Professional ratings
Review scores
| Source | Rating |
| Allmusic | Star |
| GAFFA | Star |

==Track listing==
===First edition===

| No. | Title | Length |
|---|---|---|
| 1. | "Played-A-Live" | 6:46 |
| 2. | "Snakefood" | 6:04 |
| 3. | "A-Gusta" | 5:39 |
| 4. | "Samb-Adagio" | 5:58 |
| 5. | "Everything" | 6:02 |
| 6. | "Everything Epilogue" | 2:39 |
| 7. | "Crazy Benny" | 5:33 |
| 8. | "Baya Baya" | 5:27 |
| 9. | "Adagio" | 5:12 |

===New Edition===

| No. | Title | Length |
|---|---|---|
| 1. | "Played-A-Live" | 6:46 |
| 2. | "Snakefood" | 6:04 |
| 3. | "A-Gusta" | 5:39 |
| 4. | "Samb-Adagio" | 5:58 |
| 5. | "Everything" | 6:02 |
| 6. | "Everything Epilogue" | 2:39 |
| 7. | "Sweet Freedom" (feat. Michael McDonald) | 3:23 |
| 8. | "Crazy Benny" | 5:33 |
| 9. | "Baya Baya" | 5:27 |
| 10. | "Adagio" | 5:12 |
| 11. | "Played-A-Live" (Darude vs. JS16) | 7:29 |

===The Remix Edition===

Disc one
| No. | Title | Length |
|---|---|---|
| 1. | "Played-A-Live" | 6:45 |
| 2. | "Snakefood" | 6:03 |
| 3. | "A-Gusta" | 5:38 |
| 4. | "Samb-Adagio" | 5:57 |
| 5. | "Everything" | 6:01 |
| 6. | "Everything Epilogue" | 2:35 |
| 7. | "Sweet Freedom" (feat. Michael McDonald) | 3:23 |
| 8. | "Crazy Benny" | 5:32 |
| 9. | "Baya Baya" | 5:26 |
| 10. | "Adagio" | 5:11 |

Disc two: The Remixes
| No. | Title | Length |
|---|---|---|
| 1. | "Sweet Freedom" (Extended Club Version) (feat.

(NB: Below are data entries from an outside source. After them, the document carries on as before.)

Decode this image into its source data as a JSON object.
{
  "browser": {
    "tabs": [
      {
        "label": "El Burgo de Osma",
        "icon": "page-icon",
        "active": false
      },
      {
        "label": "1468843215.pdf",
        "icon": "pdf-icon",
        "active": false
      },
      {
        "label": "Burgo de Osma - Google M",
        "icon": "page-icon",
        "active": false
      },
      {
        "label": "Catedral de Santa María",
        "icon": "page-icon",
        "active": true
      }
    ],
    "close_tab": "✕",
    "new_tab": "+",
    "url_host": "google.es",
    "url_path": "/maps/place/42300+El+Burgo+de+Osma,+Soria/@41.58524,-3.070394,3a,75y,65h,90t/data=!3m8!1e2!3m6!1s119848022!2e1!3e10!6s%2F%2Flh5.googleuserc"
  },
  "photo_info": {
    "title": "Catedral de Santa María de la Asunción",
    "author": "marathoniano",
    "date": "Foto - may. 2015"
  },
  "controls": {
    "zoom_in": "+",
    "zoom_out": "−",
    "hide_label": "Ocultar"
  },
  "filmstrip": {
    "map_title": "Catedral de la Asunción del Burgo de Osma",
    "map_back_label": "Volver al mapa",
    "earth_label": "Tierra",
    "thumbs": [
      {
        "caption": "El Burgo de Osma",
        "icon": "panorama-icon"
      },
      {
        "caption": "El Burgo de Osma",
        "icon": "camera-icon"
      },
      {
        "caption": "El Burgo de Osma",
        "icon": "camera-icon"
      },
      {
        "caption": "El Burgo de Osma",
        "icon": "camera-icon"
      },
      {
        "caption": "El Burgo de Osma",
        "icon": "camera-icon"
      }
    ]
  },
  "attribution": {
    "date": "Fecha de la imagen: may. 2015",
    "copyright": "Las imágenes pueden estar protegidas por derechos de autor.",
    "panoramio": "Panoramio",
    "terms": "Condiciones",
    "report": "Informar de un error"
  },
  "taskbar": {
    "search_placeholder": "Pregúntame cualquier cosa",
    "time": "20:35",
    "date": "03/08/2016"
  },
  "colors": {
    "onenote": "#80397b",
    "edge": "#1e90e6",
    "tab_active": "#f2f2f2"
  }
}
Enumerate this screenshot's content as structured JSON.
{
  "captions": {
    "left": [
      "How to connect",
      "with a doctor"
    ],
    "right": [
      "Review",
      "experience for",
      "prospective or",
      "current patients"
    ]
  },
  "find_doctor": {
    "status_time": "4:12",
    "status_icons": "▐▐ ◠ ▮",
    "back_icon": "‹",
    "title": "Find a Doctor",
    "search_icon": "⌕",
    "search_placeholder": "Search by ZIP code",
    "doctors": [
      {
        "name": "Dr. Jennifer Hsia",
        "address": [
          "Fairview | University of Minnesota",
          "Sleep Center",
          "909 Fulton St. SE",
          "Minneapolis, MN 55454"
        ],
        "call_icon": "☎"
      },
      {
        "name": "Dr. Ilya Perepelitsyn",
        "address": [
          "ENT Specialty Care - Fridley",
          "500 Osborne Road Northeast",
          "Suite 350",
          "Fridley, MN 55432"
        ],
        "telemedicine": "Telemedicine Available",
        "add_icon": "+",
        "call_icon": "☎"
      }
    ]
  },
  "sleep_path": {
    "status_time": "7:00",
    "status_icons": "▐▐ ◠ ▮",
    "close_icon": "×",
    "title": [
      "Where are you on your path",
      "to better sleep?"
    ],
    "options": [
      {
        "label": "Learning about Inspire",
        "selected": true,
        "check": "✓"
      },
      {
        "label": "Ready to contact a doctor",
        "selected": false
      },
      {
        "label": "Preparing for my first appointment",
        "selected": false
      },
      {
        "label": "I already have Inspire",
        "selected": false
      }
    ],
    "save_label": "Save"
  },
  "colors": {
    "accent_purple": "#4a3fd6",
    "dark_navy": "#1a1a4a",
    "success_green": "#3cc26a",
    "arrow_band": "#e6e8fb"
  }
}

Michael McDonald) | 5:09 |
| 2. | "Played-A-Live" (Darude vs. JS16) | 7:28 |
| 3. | "Played-A-Live" (Airscape) | 6:53 |
| 4. | "Played-A-Live" (Spanish Fly) | 9:35 |
| 5. | "Samb-Adagio" (Cosmic Gate) | 7:41 |
| 6. | "Samb-Adagio" (Riva Mix) | 7:28 |
| 7. | "Baya Baya" (ATFC Dawn Vocal) | 8:16 |
| 8. | "Baya Baya" (Future Breeze) | 8:49 |
| 9. | "Everything" (DJ Asle Deep Dub Edit) | 7:23 |

==Charts and certifications==

===Weekly charts===

| Chart (2001–03) | Peak position |
|---|---|
| Austrian Albums (Ö3 Austria) | 21 |
| Belgian Albums (Ultratop Flanders) | 13 |
| Danish Albums (Hitlisten) | 1 |
| Dutch Albums (Album Top 100) | 16 |
| Finnish Albums (Suomen virallinen lista) | 7 |
| German Albums (Offizielle Top 100) | 2 |
| Hungarian Albums (MAHASZ) | 19 |
| Norwegian Albums (VG-lista) | 9 |
| Portuguese Albums (AFP) | 14 |
| Swedish Albums (Sverigetopplistan) | 49 |
| Swiss Albums (Schweizer Hitparade) | 2 |

===Year-end charts===

| Chart (2001) | Position |
|---|---|
| German Albums (Offizielle Top 100) | 23 |
| Swiss Albums (Schweizer Hitparade) | 23 |

==Certifications==

| Region | Certification | Certified units/sales |
| Denmark (IFPI Danmark) | 3× Platinum | 150,000^{^} |
| Germany (BVMI) | Gold | 150,000^{^} |
| Spain (Promusicae) | Gold | 50,000^{^} |
| Switzerland (IFPI Switzerland) | Platinum | 40,000^{^} |
^{^} Shipments figures based on certification alone.